Russian Literature reading list:

  • Alexander Pushkin, The Little Tragedies (Mozart and Salieri and Boris Godunov)
  • Mikhail Saltykov-Schedrin, The History of a Town (a bitterly satyrical take on Russian history)
  • Leonid Andreev, Judas of Iskariot (the story was written long before The Last Temptation of Christ or Jesus Christ Superstar, but has certain similarities)
  • Maxim Gorky, The Life of Klim Samgin (the story of Russian intelligentsia from the end of 19th c. through the first two Revolutions)
  • Nikolai Gogol, The Government Inspector (a play about the pervasive corruption, deceit, and bureaucracy)
  • Alexander Griboyedov, Woe from Wit (a play in verses; good if you can read Le Misanthrope by Moliere before this one, then you can compare)

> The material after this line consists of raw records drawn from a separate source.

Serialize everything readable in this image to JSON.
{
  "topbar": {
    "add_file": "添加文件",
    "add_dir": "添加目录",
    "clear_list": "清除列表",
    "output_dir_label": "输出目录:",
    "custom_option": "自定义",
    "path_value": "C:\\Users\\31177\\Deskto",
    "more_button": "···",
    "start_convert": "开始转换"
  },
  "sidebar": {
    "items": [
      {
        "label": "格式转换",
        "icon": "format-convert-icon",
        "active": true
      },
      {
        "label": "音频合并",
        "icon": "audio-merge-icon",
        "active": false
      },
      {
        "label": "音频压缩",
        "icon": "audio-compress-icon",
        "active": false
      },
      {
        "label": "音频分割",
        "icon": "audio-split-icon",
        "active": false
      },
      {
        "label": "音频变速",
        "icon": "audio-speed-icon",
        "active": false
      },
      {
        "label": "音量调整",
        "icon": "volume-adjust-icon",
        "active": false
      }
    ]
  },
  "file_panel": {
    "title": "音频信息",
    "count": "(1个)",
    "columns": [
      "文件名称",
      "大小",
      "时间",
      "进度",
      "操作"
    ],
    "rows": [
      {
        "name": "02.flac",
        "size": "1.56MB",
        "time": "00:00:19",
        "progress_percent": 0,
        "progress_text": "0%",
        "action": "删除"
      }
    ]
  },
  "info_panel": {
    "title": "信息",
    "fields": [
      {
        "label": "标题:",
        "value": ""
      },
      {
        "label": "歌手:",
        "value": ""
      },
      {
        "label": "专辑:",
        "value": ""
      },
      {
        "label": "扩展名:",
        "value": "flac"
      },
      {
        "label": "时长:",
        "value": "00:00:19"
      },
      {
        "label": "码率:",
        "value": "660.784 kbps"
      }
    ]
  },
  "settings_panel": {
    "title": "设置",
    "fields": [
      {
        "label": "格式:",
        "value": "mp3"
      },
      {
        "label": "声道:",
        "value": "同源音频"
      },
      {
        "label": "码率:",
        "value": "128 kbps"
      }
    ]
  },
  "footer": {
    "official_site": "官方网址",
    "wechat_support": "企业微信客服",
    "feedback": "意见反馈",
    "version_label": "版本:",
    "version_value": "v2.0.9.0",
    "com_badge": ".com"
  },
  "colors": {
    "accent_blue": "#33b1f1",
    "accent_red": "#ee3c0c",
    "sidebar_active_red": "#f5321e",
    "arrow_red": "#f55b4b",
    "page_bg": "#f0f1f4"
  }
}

  • Anton Chekhov, short stories and plays (Seagull is best-known, so try Ivanov, Uncle Vanya and The Cherry Orchard)
  • Ivan Goncharov, Oblomov (a novel about a mid-19th c. Russian landowner)
  • Ivan Bunin, The Cursed Days (a diary of the build-up to the October Revolution and a few years after, until Bunin’s emigration)
  • Mikhail Bulgakov, Ivan Vassilievich Changes the Occupation (a play, it was turned into a brilliant film)
  • Mikhail Bulgakov, The Days of the Turbines (a play, adapted to screen)
  • Mikhail Bulgakov, The Flight (a play, adapted to screen, starring Mikhail Ulyanov and Alexei Batalov)
  • Mikhail Bulgakov, The Heart of a Dog (a short novel, adapted to screen)
  • Isaac Babel, Konarmia (a short novel about a Jewish journalist (Babel) accompanying and narrating the accomplishments of the Red Army in Poland and Ukraine during the Civil War of 1918-1922)
  • Vladimir Mayakovsky, My Discovery of America (notes on the voyage to America, 1925-1926)
  • Andrei Platonov, Chevengur (I don’t know if it’s translated; if you manage to find it, it’s a kind of continuation of WE by Zamyatin, in the sense that Chevengur is a dream communist place where things sadly don’t go as “communist” as they should; quite a surrealist story)
  • Mikhail Sholokhov, The Fate of a Man (a WW2 story, adapted to screen, directed by and starring Sergei Bondarchuk)
  • Mikhail Sholokhov, Quiet Flows the Don (the life of cossacks from approx. 1912 through the Civil War; adapted to screen 4 times!)
  • Boris Vassilyev, Tomorrow Was the War (WW2, adapted to screen)
  • Boris Vassilyev, The Dawn Is Silent Here (WW2, adapted to screen)
  • Alexander Kuprin, The Garnet Bracelet (a short story about fated love for)
  • Ivan Turgenev, Fathers and Sons (a mid-19th c. intelligentsia torn between love and reason)
  • Leo Tolstoy, Kreutzer Sonata (a short novel studies the position of a man and a woman in the society; a Russian Symbolist poet Konstatin Balmont was unhappily married when he read this Tolstoy’s novel, and it impacted him so that he tried to commit suicide; he survived and went on to become a really great lyrical poet).

As I said on Reddit, I have hard time enjoying contemporary Russian Literature, however, Andrei Bitov, Anatoly Rybakov, Grigory Gorin, Joseph Brodsky, Andrei Voznesensky are a must.